How to Change History
John Wilkes Booth escaping Ford’s Theater after shooting President Lincoln.
It’s more than likely that in the audience in Montgomery on the day Stephen Douglas spoke on the statehouse steps was John Wilkes Booth. Booth would have cheered Douglas, as he put before the citizens of Montgomery the case for remaining in the Union. The actor had arrived in town a week earlier to make his debut as a leading man, in the title role of Richard III.
Booth believed that slavery was a blessing rather than a sin. “I have been through the whole South,” he wrote in an unfinished speech, “and have marked the happiness of master & of man.” True, he had seen “the Black man whipped, but only when he deserved much more than he received.”
John Wilkes Booth believed that slavery was a blessing but he opposed secession.
Nevertheless, Booth was strongly opposed to secession, believing that “the whole union is our country and no particular state.” According to his manager, his public utterances on behalf of the Union “were so unguarded” as to put his life in jeopardy.

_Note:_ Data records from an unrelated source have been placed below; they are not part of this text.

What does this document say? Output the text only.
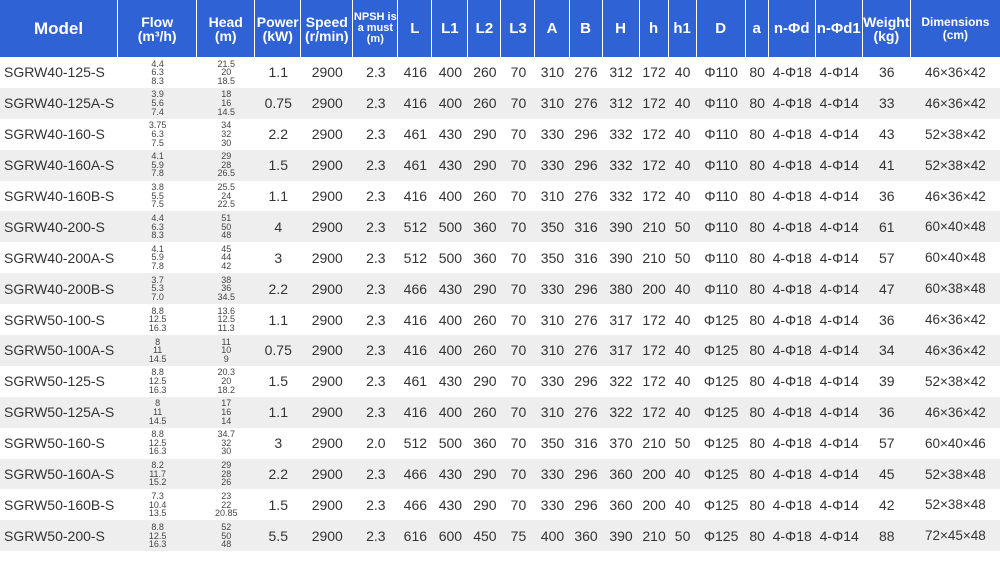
Model	Flow
(m³/h)	Head
(m)	Power
(kW)	Speed
(r/min)	NPSH is
a must
(m)	L	L1	L2	L3	A	B	H	h	h1	D	a	n-Φd	n-Φd1	Weight
(kg)	Dimensions
(cm)

SGRW40-125-S	4.4
6.3
8.3	21.5
20
18.5	1.1	2900	2.3	416	400	260	70	310	276	312	172	40	Φ110	80	4-Φ18	4-Φ14	36	46×36×42
SGRW40-125A-S	3.9
5.6
7.4	18
16
14.5	0.75	2900	2.3	416	400	260	70	310	276	312	172	40	Φ110	80	4-Φ18	4-Φ14	33	46×36×42
SGRW40-160-S	3.75
6.3
7.5	34
32
30	2.2	2900	2.3	461	430	290	70	330	296	332	172	40	Φ110	80	4-Φ18	4-Φ14	43	52×38×42
SGRW40-160A-S	4.1
5.9
7.8	29
28
26.5	1.5	2900	2.3	461	430	290	70	330	296	332	172	40	Φ110	80	4-Φ18	4-Φ14	41	52×38×42
SGRW40-160B-S	3.8
5.5
7.5	25.5
24
22.5	1.1	2900	2.3	416	400	260	70	310	276	332	172	40	Φ110	80	4-Φ18	4-Φ14	36	46×36×42
SGRW40-200-S	4.4
6.3
8.3	51
50
48	4	2900	2.3	512	500	360	70	350	316	390	210	50	Φ110	80	4-Φ18	4-Φ14	61	60×40×48
SGRW40-200A-S	4.1
5.9
7.8	45
44
42	3	2900	2.3	512	500	360	70	350	316	390	210	50	Φ110	80	4-Φ18	4-Φ14	57	60×40×48
SGRW40-200B-S	3.7
5.3
7.0	38
36
34.5	2.2	2900	2.3	466	430	290	70	330	296	380	200	40	Φ110	80	4-Φ18	4-Φ14	47	60×38×48
SGRW50-100-S	8.8
12.5
16.3	13.6
12.5
11.3	1.1	2900	2.3	416	400	260	70	310	276	317	172	40	Φ125	80	4-Φ18	4-Φ14	36	46×36×42
SGRW50-100A-S	8
11
14.5	11
10
9	0.75	2900	2.3	416	400	260	70	310	276	317	172	40	Φ125	80	4-Φ18	4-Φ14	34	46×36×42
SGRW50-125-S	8.8
12.5
16.3	20.3
20
18.2	1.5	2900	2.3	461	430	290	70	330	296	322	172	40	Φ125	80	4-Φ18	4-Φ14	39	52×38×42
SGRW50-125A-S	8
11
14.5	17
16
14	1.1	2900	2.3	416	400	260	70	310	276	322	172	40	Φ125	80	4-Φ18	4-Φ14	36	46×36×42
SGRW50-160-S	8.8
12.5
16.3	34.7
32
30	3	2900	2.0	512	500	360	70	350	316	370	210	50	Φ125	80	4-Φ18	4-Φ14	57	60×40×46
SGRW50-160A-S	8.2
11.7
15.2	29
28
26	2.2	2900	2.3	466	430	290	70	330	296	360	200	40	Φ125	80	4-Φ18	4-Φ14	45	52×38×48
SGRW50-160B-S	7.3
10.4
13.5	23
22
20.85	1.5	2900	2.3	466	430	290	70	330	296	360	200	40	Φ125	80	4-Φ18	4-Φ14	42	52×38×48
SGRW50-200-S	8.8
12.5
16.3	52
50
48	5.5	2900	2.3	616	600	450	75	400	360	390	210	50	Φ125	80	4-Φ18	4-Φ14	88	72×45×48
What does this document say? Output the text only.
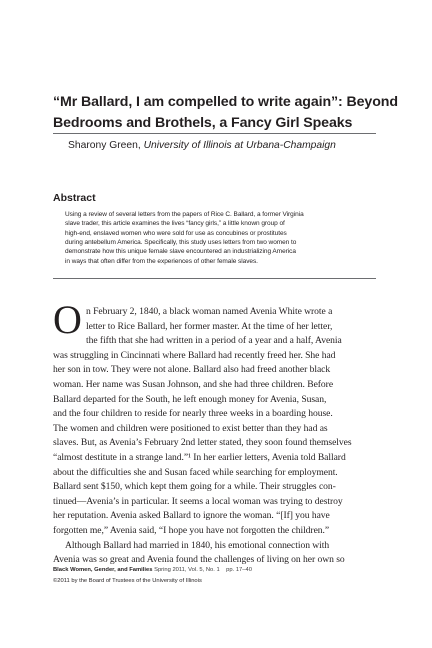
“Mr Ballard, I am compelled to write again”: Beyond
Bedrooms and Brothels, a Fancy Girl Speaks
Sharony Green, University of Illinois at Urbana-Champaign
Abstract
Using a review of several letters from the papers of Rice C. Ballard, a former Virginia
slave trader, this article examines the lives “fancy girls,” a little known group of
high-end, enslaved women who were sold for use as concubines or prostitutes
during antebellum America. Specifically, this study uses letters from two women to
demonstrate how this unique female slave encountered an industrializing America
in ways that often differ from the experiences of other female slaves.
O n February 2, 1840, a black woman named Avenia White wrote a
letter to Rice Ballard, her former master. At the time of her letter,
the fifth that she had written in a period of a year and a half, Avenia
was struggling in Cincinnati where Ballard had recently freed her. She had
her son in tow. They were not alone. Ballard also had freed another black
woman. Her name was Susan Johnson, and she had three children. Before
Ballard departed for the South, he left enough money for Avenia, Susan,
and the four children to reside for nearly three weeks in a boarding house.
The women and children were positioned to exist better than they had as
slaves. But, as Avenia’s February 2nd letter stated, they soon found themselves
“almost destitute in a strange land.”¹ In her earlier letters, Avenia told Ballard
about the difficulties she and Susan faced while searching for employment.
Ballard sent $150, which kept them going for a while. Their struggles con-
tinued—Avenia’s in particular. It seems a local woman was trying to destroy
her reputation. Avenia asked Ballard to ignore the woman. “[If] you have
forgotten me,” Avenia said, “I hope you have not forgotten the children.”
Although Ballard had married in 1840, his emotional connection with
Avenia was so great and Avenia found the challenges of living on her own so
Black Women, Gender, and Families Spring 2011, Vol. 5, No. 1    pp. 17–40
©2011 by the Board of Trustees of the University of Illinois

A year earlier, Booth had attached himself to the Virginia Militia detachment sent to maintain order and stand guard at the scaffold where John Brown was hanged. “I may say I helped to hang John Brown,” he later wrote proudly. Although Booth despised Brown’s anti-slavery cause, he envied him his fame and heroic stature, calling him “the grandest character of this century.” If John Brown’s execution hastened the freeing of the slaves by igniting the Civil War, it also very likely inspired John Wilkes Booth in another history-changing act five years later, the assassination of the President who signed the Emancipation Proclamation.